Staying Out of Trouble

    Photo by Steve Jurvetson

 

 

Photo by Steve Jurvetson

There is a great quote attributed to golfing great, Jack Nicklaus, “The best way to cope with trouble is to stay out of it as much as possible.” I was reminded of this adage recently when speaking to a client about recent events in the financial markets, notably the sell-off of high yield bonds. The decline in these bonds has resulted in the temporary closure of some mutual and hedge funds that invest in them.

If you haven’t been following the news this week, there have been significant losses incurred by investors in "junk bonds", particularly those of companies that deal in energy and energy services. Many of those companies that borrowed money at higher than average interest rates to fund their operations have suddenly found themselves in cash crunches due to the decline in energy prices. While some some of these energy companies have over extended themselves, it's the investment funds that bought the bonds from them are really finding themselves in a pickle, especially if they bought the bonds on margin.

The funds are being forced to sell these bonds to meet their customers' redemptions and margin calls while the rest of the market knows they are in distress, never a good thing if you are a seller. At some point, many of the bonds will become too cheap to pass up and a rally will ensue, but for the time being they seem stuck in a vicious cycle. Lower oil prices are leading to lenders asking for more capital on loans, which leads to redemptions, leading to sale of other securities (like stocks or oil) to raise cash, which leads to lower oil prices, etc. 

Investors chasing higher yields have increasingly ignored risks such as supporting commodity prices and liquidity as we have experienced historically low interest rates for the better part of the last decade. In the last 25 years, junk bonds, collateralized mortgages, credit default swaps, and now maybe junk bonds again have caused financial crisis after crisis. The thing they all have in common is that they seem to offer something for nothing until belatedly the market starts pricing “nothing” accordingly.

In other news, the Federal Reserve raised the target for the fed funds rate by .25%, which is the rate banks lend funds kept at the Fed to other banks. They also raised the discount rate by a similar amount, which is the rate they charge banks to borrow from the Fed. These moves were widely anticipated and thus were largely already priced into the market.

Fed Chairperson, Janet Yellen said, “The economic recovery has clearly come a long way, although it is not yet complete,” she told a press conference following the FOMC’s meeting this week. “The committee currently expects that, with gradual adjustments in the stance of monetary policy, economic activity will continue to expand at a moderate pace and labor market indicators will continue to strengthen.”

Historically, Fed moves to tighten the money supply have been most disruptive when not anticipated by the market.
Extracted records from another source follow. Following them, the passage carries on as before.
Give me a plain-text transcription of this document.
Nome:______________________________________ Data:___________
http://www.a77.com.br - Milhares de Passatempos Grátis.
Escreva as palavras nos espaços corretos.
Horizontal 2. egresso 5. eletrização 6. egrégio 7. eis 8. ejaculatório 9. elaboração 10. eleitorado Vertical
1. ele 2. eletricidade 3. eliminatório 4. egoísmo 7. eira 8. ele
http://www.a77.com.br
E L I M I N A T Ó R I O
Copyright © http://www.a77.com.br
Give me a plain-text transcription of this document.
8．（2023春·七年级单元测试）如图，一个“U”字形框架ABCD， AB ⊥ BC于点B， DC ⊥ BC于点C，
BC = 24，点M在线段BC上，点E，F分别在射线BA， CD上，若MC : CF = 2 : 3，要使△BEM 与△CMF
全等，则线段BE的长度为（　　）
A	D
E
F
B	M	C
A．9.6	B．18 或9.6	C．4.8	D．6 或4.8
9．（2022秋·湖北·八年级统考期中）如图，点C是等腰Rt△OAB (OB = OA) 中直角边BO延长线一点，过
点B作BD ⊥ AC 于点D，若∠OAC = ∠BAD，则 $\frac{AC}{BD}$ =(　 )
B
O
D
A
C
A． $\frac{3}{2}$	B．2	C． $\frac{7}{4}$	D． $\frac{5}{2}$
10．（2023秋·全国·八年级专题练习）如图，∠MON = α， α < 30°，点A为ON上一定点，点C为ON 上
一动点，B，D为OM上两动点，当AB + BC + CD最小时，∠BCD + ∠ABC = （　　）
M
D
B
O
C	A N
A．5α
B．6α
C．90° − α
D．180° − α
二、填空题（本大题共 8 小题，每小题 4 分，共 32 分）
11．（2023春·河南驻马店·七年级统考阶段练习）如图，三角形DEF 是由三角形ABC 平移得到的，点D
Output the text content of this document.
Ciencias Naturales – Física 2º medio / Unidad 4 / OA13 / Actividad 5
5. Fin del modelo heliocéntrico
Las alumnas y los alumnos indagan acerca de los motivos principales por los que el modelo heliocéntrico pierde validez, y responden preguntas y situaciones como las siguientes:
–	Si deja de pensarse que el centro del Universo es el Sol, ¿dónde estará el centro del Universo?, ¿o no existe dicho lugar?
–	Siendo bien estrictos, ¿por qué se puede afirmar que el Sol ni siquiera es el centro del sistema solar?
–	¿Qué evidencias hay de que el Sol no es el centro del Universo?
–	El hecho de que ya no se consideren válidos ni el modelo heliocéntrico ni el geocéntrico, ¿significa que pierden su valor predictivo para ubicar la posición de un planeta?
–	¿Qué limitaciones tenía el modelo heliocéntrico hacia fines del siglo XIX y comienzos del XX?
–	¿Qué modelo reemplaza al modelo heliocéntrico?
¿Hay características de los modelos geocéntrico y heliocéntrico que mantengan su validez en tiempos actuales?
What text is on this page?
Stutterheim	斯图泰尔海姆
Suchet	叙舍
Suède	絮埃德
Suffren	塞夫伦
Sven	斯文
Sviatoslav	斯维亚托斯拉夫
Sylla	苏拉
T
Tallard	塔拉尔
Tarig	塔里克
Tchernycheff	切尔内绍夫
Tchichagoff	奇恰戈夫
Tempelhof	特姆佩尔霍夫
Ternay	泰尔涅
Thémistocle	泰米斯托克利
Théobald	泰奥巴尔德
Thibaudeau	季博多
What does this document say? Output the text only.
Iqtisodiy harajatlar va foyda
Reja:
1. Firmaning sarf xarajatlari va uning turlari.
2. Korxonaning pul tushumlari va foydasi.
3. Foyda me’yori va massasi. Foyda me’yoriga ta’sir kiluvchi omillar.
Fortunately, the vast majority expected this move. They even went so far as to announce additional target raises of about another 1% over the next year, which may soften negative impacts of those increases, as well.

At ATX Portfolio Advisors, we believe that most risk should be taken in the equity portion of your portfolio. We spend a great deal of effort figuring out how much “trouble” (risk) someone can withstand to determine their allocation to stocks and invest the balance in high quality short to intermediate term bonds. While the interest rates on these securities aren’t particularly compelling today, it is the buoyancy they provide when the waters get choppy that makes them attractive. It’s just not worth the downside to chase for extra yield by buying lower quality or longer duration bonds, in our opinion.

We also embrace another golf principle, which is to focus on where you want your ball to go and not where it shouldn’t. Goal based planning is the most effective way we know to keep the right perspective when we hit the inevitable errant shot. As Ben Hogan said, “Golf is not game of good shots. It is a game of bad shots.”

If you are having trouble with your shots, year-end may be the perfect time to review your game or get better acquainted with a pro. In the meantime, keep your head down and swing easy.